From the spacetelescope.org site:
“In their latest work on Hubble images, to be presented at the UK National Astronomy Meeting 2008 in Belfast, the Queen’s team reveals the results of their ten-year search for these elusive supernova precursor stars. It appears that stars with masses as low as seven times the mass of the Sun can explode as supernovae. The team have not found any very massive stars that exploded, suggesting that the most massive stars may collapse to form black holes either without producing a supernova or by producing one that is too faint to observe. This intriguing possibility will be discussed at the meeting.”

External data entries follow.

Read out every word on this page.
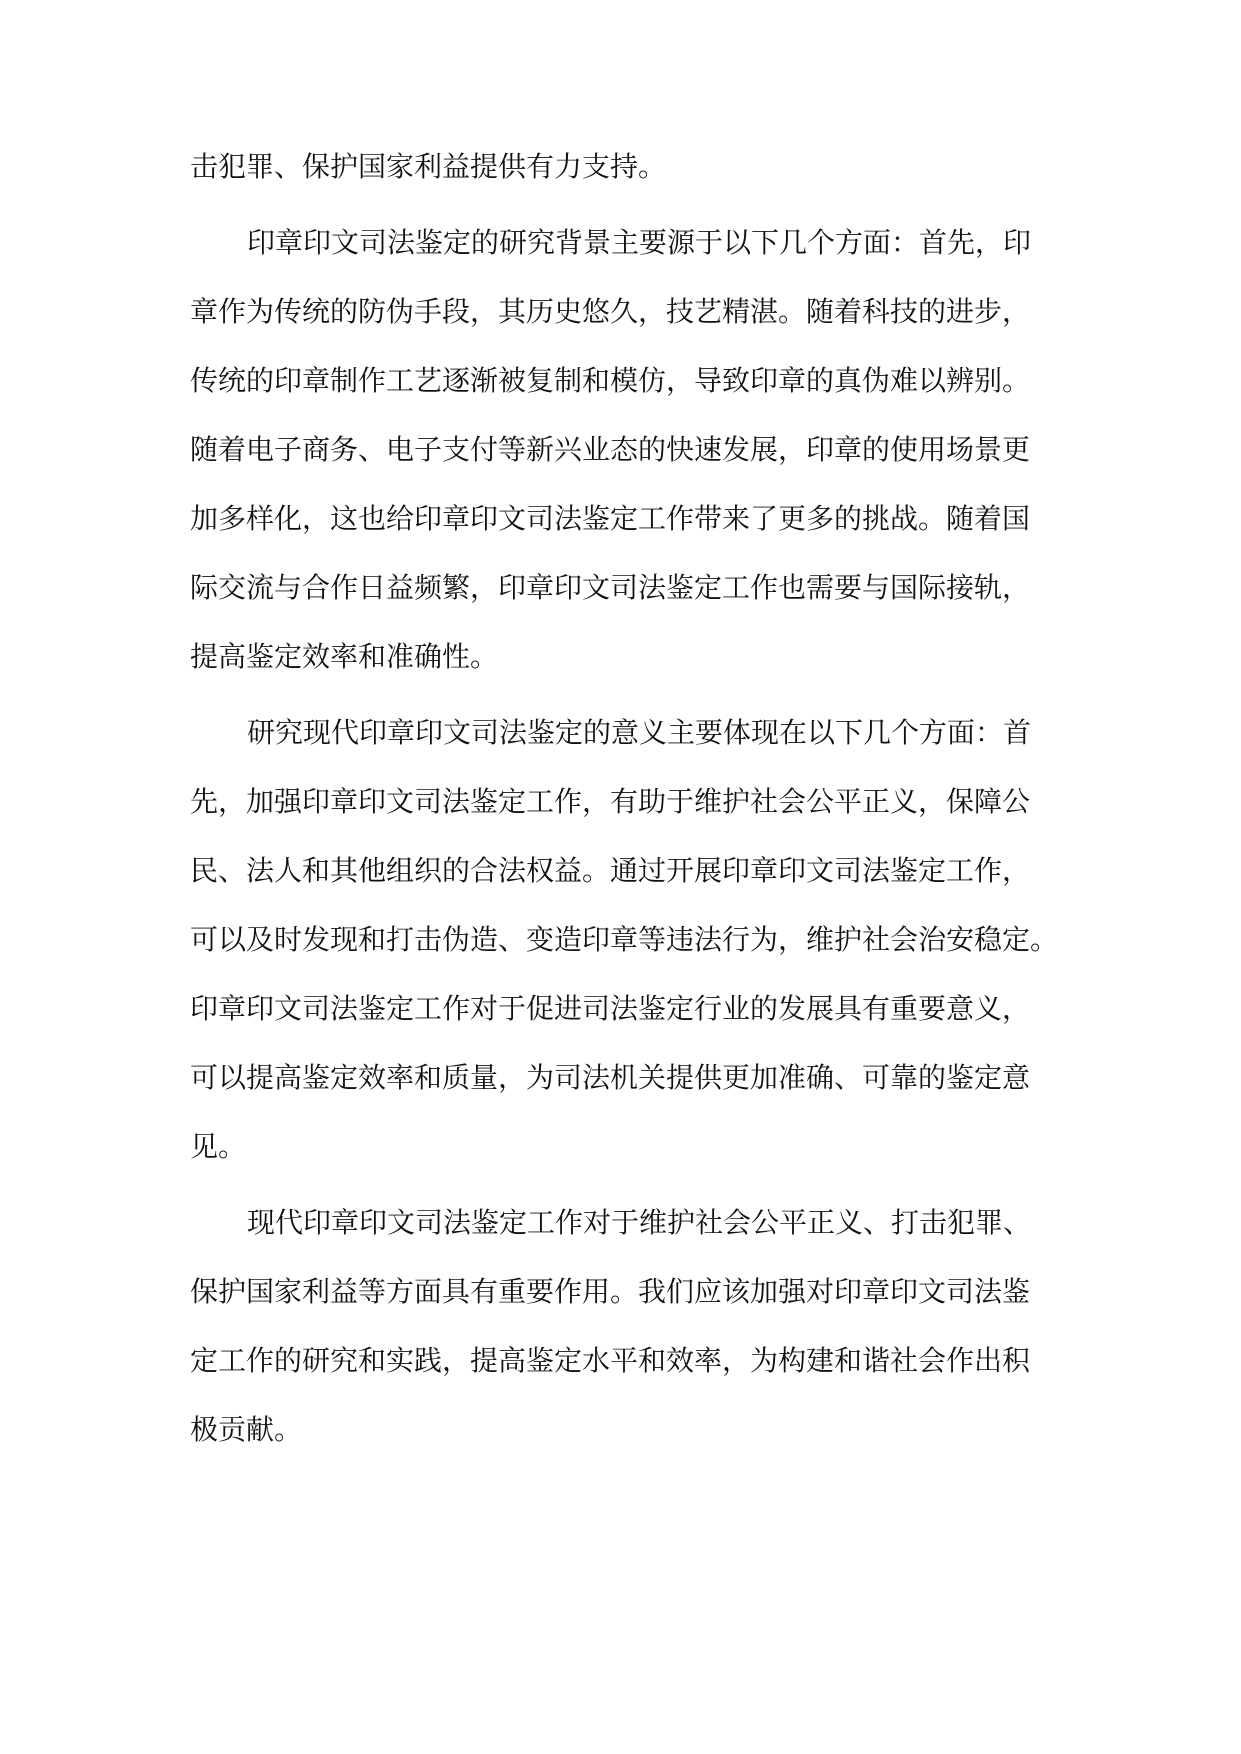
击犯罪、保护国家利益提供有力支持。

印章印文司法鉴定的研究背景主要源于以下几个方面：首先，印

章作为传统的防伪手段，其历史悠久，技艺精湛。随着科技的进步，

传统的印章制作工艺逐渐被复制和模仿，导致印章的真伪难以辨别。

随着电子商务、电子支付等新兴业态的快速发展，印章的使用场景更

加多样化，这也给印章印文司法鉴定工作带来了更多的挑战。随着国

际交流与合作日益频繁，印章印文司法鉴定工作也需要与国际接轨，

提高鉴定效率和准确性。

研究现代印章印文司法鉴定的意义主要体现在以下几个方面：首

先，加强印章印文司法鉴定工作，有助于维护社会公平正义，保障公

民、法人和其他组织的合法权益。通过开展印章印文司法鉴定工作，

可以及时发现和打击伪造、变造印章等违法行为，维护社会治安稳定。

印章印文司法鉴定工作对于促进司法鉴定行业的发展具有重要意义，

可以提高鉴定效率和质量，为司法机关提供更加准确、可靠的鉴定意

见。

现代印章印文司法鉴定工作对于维护社会公平正义、打击犯罪、

保护国家利益等方面具有重要作用。我们应该加强对印章印文司法鉴

定工作的研究和实践，提高鉴定水平和效率，为构建和谐社会作出积

极贡献。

There are two things in this paragraph I find intriguing. First, current models predict that type-II (core collapse) supernovae should occur in stars with masses of over 9Msun. The fact that they have found smaller stars as precursors of type-II supernovae means that our models may need a bit of tweaking. Second, the bit about the most massive stars collapsing without producing a supernova is also intriguing but seems a bit more speculative. The usual caveats about cutting-edge science apply. These results will be vetted by people way smarter than me, and probably argued over for years before the astronomers reach a consensus.